Hal ini dilakukan, imbuhnya, karena sesuai perjanjian awal bahwa pihaknya selaku penjual villa akan menerima uang muka Rp 500 juta. Agar semua urusan lancar, oleh pihak Christien selanjutnya meminta agar pihak Atika mengiyakan semua yang disampaikan oleh notaris.

Dalam perjalanan, akhirnya PPJB berlangsung di notaris yang ditunjuk oleh pihak Ahmad dan Christien, yakni Notaris lKS. Namun ada kejanggalan dalam transaksi ini, di mana dalam PPJB bukan atas Christien atau Ahmad dengan Ade Novit selaku pemegang kuasa pemilik vila Atika Malonda,
melainkan atas nama AL selaku pembeli.

Saat hal ini sempat ditanyakan oleh perwakilan pihak Atika Malonda (korban), tersangka Christien hanya menjawab bahwa AL adalah pihak yang membiayai jual beli.

Singkat cerita, setelah dari notaris, semua pihak ke bank. AL kemudian mentransfer uang ke Ade Novit (pemegang kuasa Iin Atika Malonda) sebesar Rp 2,5 miliar. Kemudian Ade Novit diminta mentransfer kembali ke blanko bank yang sudah disiapkan.

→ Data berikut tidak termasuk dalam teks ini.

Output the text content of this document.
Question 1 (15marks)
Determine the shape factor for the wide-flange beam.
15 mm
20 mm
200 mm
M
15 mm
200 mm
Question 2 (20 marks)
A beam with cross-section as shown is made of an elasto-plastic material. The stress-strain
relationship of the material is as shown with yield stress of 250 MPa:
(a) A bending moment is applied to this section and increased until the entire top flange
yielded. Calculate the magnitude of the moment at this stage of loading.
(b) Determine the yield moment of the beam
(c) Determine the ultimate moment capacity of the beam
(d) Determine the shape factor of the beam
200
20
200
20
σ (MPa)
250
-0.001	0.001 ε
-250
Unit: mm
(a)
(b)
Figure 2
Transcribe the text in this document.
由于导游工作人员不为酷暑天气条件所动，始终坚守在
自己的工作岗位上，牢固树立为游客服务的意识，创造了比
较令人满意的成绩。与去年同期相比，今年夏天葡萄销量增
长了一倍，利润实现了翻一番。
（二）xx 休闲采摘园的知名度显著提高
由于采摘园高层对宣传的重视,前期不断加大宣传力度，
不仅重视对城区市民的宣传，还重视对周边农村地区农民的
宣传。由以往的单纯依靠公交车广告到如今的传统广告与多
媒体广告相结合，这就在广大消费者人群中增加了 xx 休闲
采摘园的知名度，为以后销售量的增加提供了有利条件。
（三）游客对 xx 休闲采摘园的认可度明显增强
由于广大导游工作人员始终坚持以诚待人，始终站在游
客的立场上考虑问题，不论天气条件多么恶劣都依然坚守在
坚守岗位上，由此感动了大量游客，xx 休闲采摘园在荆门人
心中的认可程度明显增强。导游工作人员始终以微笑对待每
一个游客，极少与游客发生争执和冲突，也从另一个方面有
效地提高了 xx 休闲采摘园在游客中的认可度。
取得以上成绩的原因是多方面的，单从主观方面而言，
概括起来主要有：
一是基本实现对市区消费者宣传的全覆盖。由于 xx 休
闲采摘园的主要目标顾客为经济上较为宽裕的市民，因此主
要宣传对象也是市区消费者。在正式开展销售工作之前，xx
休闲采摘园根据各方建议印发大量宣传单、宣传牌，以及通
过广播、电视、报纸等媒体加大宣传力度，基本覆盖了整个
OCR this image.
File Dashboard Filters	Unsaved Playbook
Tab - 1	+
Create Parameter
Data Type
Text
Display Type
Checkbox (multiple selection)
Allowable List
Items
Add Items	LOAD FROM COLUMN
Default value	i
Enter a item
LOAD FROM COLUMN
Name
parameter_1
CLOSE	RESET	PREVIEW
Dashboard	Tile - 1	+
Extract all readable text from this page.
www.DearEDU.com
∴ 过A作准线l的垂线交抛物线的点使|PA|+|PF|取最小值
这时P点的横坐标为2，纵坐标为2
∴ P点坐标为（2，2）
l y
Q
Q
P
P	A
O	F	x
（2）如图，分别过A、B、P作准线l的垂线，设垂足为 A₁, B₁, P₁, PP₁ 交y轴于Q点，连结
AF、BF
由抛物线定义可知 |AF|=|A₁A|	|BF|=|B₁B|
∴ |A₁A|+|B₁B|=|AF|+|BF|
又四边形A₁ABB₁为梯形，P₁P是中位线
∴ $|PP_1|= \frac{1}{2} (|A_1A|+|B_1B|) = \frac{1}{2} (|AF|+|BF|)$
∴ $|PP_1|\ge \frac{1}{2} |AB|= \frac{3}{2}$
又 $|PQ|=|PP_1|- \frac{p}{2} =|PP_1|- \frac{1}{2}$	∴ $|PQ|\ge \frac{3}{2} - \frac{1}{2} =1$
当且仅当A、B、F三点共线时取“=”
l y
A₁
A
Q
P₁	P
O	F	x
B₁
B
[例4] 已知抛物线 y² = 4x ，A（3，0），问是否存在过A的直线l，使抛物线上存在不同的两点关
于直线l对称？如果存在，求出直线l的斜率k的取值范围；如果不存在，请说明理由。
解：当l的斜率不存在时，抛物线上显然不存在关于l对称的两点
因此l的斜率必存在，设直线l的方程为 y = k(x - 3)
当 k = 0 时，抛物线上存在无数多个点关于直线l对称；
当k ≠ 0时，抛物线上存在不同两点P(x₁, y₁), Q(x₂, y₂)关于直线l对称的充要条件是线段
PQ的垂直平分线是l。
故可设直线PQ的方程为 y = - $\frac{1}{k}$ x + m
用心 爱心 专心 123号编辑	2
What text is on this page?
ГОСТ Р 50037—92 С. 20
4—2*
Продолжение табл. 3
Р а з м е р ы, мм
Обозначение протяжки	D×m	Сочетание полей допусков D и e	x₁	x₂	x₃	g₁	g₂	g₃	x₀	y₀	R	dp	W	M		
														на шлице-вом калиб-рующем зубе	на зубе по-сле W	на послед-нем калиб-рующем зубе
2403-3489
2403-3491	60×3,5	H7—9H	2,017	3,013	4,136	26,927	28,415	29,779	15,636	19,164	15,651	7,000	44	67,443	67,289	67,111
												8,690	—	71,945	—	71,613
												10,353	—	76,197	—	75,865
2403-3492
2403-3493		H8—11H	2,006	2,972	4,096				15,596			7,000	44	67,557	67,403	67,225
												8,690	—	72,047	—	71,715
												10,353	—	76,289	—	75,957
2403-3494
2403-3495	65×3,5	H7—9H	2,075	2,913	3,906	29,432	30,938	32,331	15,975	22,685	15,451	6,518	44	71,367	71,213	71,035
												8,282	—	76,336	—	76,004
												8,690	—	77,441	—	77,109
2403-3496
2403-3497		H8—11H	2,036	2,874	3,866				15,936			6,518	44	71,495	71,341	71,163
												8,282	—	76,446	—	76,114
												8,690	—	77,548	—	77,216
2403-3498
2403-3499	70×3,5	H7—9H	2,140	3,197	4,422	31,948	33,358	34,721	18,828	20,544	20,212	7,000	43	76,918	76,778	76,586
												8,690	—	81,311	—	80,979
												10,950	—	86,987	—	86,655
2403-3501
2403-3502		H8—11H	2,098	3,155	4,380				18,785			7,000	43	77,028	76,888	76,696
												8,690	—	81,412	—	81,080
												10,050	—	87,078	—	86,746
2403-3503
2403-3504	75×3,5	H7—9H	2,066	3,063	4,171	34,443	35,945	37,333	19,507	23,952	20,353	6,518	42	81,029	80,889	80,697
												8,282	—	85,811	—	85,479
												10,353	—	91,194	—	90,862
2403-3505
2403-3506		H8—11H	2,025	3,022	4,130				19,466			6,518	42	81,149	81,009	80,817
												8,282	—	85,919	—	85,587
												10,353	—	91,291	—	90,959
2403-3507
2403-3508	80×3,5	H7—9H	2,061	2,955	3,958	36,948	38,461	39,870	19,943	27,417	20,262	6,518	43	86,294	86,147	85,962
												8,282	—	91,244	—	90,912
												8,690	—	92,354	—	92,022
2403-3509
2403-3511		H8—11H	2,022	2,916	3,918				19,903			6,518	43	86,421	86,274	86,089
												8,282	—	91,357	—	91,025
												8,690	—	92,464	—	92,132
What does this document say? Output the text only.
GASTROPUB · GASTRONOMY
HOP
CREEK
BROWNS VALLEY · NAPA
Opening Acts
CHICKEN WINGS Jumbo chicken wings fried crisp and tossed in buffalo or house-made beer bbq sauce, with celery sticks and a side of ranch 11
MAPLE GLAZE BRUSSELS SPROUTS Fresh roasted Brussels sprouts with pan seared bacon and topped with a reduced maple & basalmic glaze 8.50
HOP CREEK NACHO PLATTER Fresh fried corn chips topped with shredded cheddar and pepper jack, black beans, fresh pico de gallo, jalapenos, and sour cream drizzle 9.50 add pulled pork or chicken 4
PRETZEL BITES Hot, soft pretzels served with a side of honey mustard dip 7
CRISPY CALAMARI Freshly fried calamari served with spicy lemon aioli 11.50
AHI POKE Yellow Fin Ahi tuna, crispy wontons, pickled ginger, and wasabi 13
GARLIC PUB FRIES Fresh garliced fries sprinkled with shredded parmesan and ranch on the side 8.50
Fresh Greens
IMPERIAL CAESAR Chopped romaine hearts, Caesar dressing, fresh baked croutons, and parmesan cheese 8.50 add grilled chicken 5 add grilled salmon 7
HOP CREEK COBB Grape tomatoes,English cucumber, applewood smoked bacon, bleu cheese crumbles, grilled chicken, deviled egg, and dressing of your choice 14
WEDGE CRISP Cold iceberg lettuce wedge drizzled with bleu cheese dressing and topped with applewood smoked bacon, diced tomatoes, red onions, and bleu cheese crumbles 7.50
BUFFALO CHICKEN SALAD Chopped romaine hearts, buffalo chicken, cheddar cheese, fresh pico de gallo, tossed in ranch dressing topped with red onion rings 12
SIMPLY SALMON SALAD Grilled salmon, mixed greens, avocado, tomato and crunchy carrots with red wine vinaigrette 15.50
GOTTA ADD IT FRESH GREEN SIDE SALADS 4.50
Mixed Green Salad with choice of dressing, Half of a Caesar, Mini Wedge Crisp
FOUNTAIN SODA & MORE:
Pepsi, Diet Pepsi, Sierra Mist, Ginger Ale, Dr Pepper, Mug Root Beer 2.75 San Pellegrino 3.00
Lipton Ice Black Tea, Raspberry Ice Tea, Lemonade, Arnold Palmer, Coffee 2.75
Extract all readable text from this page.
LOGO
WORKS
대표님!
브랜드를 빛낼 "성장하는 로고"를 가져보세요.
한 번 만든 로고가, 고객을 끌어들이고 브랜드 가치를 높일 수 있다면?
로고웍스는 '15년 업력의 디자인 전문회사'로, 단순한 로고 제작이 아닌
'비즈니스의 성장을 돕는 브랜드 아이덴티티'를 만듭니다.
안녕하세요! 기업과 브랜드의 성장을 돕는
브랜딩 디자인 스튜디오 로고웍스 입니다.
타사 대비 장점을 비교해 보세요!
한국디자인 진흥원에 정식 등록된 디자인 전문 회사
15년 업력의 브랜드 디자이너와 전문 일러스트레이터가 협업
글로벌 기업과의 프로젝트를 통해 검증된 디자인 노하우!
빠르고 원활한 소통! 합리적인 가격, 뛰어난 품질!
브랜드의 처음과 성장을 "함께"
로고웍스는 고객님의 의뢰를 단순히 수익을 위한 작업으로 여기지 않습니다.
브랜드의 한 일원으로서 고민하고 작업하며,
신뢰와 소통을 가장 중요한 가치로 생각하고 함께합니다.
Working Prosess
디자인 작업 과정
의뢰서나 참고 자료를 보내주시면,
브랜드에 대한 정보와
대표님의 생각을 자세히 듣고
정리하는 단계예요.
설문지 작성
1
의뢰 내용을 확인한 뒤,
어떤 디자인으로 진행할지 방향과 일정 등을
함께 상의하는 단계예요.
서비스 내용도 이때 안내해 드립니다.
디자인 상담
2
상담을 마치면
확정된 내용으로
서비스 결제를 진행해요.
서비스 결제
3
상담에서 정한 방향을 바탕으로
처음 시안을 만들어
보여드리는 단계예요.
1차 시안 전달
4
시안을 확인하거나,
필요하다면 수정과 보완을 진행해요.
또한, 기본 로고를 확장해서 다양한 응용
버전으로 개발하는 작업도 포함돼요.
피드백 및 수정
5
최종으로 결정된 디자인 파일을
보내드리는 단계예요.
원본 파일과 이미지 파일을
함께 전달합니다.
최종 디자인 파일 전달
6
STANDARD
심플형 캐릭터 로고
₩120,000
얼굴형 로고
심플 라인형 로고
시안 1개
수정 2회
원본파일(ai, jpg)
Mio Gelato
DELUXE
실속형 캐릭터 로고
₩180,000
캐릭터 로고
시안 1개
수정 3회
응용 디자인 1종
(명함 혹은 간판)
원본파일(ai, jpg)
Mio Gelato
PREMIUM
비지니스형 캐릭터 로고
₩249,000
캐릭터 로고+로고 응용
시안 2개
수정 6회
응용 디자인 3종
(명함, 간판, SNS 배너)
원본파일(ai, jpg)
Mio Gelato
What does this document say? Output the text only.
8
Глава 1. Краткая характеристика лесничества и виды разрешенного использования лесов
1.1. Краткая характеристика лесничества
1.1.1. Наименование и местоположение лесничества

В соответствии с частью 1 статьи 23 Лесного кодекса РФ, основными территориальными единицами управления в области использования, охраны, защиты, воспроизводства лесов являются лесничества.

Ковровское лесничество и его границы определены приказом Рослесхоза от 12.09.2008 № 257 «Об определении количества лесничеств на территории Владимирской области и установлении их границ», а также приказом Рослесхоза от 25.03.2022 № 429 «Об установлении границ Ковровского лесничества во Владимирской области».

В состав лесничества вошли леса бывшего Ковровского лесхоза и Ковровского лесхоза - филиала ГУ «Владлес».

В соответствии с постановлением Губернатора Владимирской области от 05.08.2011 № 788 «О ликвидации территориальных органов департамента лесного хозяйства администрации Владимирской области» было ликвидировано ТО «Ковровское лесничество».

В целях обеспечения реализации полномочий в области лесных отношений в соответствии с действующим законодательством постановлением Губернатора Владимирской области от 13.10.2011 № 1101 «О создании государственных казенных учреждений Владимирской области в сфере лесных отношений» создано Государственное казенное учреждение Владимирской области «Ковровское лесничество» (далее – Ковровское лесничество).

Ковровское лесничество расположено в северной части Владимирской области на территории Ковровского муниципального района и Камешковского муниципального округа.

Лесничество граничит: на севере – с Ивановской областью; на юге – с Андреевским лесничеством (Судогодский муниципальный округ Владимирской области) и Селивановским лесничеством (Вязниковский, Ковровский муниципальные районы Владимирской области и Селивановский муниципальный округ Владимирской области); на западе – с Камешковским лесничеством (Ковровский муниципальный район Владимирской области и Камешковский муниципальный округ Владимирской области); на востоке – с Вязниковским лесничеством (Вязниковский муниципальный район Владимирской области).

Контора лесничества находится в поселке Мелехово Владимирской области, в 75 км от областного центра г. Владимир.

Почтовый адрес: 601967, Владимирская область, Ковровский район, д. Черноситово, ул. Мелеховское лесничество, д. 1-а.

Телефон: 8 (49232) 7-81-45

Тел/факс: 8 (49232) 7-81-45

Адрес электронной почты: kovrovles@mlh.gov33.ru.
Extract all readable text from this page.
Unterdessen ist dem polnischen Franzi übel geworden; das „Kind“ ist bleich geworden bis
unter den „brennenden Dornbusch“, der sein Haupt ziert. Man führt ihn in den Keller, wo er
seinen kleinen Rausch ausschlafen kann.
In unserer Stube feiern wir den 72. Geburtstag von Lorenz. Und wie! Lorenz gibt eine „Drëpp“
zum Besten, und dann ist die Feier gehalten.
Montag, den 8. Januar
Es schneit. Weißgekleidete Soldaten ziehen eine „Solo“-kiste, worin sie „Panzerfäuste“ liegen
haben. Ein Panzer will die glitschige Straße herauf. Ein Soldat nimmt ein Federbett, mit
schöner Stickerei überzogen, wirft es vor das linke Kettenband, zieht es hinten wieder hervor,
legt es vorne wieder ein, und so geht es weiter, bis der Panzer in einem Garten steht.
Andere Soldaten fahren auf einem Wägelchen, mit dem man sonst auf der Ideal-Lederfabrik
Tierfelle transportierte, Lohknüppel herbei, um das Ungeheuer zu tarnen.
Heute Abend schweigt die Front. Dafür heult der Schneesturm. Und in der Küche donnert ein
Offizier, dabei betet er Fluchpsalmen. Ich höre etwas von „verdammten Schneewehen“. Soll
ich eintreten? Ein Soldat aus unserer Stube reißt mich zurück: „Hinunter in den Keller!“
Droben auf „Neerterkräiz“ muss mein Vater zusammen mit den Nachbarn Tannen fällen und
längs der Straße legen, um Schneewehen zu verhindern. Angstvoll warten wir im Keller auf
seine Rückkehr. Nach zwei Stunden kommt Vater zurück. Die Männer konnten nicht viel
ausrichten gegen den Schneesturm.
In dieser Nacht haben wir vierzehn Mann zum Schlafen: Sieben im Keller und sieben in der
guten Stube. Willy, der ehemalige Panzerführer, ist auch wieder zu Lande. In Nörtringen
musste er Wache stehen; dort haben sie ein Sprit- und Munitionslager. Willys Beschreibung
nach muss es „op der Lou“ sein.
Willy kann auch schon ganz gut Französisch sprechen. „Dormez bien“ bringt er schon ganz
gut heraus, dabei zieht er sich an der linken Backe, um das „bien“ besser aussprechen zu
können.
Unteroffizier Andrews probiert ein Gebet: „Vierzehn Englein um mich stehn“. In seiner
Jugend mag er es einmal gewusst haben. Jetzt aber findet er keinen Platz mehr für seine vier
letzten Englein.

"Rinciannya Rp 500 juta ke F tangan kanan AL, dan tertulis pembayaran hutang. Lalu Rp 33 juta ke notaris untuk fee. Selanjutnya Rp 1, 466 miliar ke Ahmad Yuda (tersangka)," jelas Atika Malonda.

Seluruh proses tersebut berlangsung saat Atika Malonda berada di Norwegia. Setelah kejadian tersebut dan Atika Malonda kembali ke Indonesia, Chriestien (tersangka) mengembalikan uang dan mentransfer ke F sebesar Rp 600 juta.

"Jadi sampai saat ini, saya hanya menerima Rp 500 juta uang muka seperti yang dijanjikan di awal. Sementara di PPJB, sudah dibuat lunas dan hingga saat ini saya tidak menerima sisa pembayaran sesuai yang disepakati," ujar Atika Malonda.

Ia pun berharap, Polda Bali dapat menuntaskan kasus ini. Polda Bali juga diharapkan dapat memberantas mafia tanah di Bali.

"Bapak Kapolda tolong tegakkan supremasi hukum terhadap korban mafia tanah di Bali seperti saya," harapnya.

Sementara itu advokat Togar Situmorang, pada kesempatan tersebut memastikan bahwa pihaknya siap membantu korban. Togar yang masuk daftar 100 Advokat Hebat versi Majalah Property&Bank ini juga berharap Kapolda Bali dan jajaran dapat memerangi para mafia tanah di Pulau Dewata.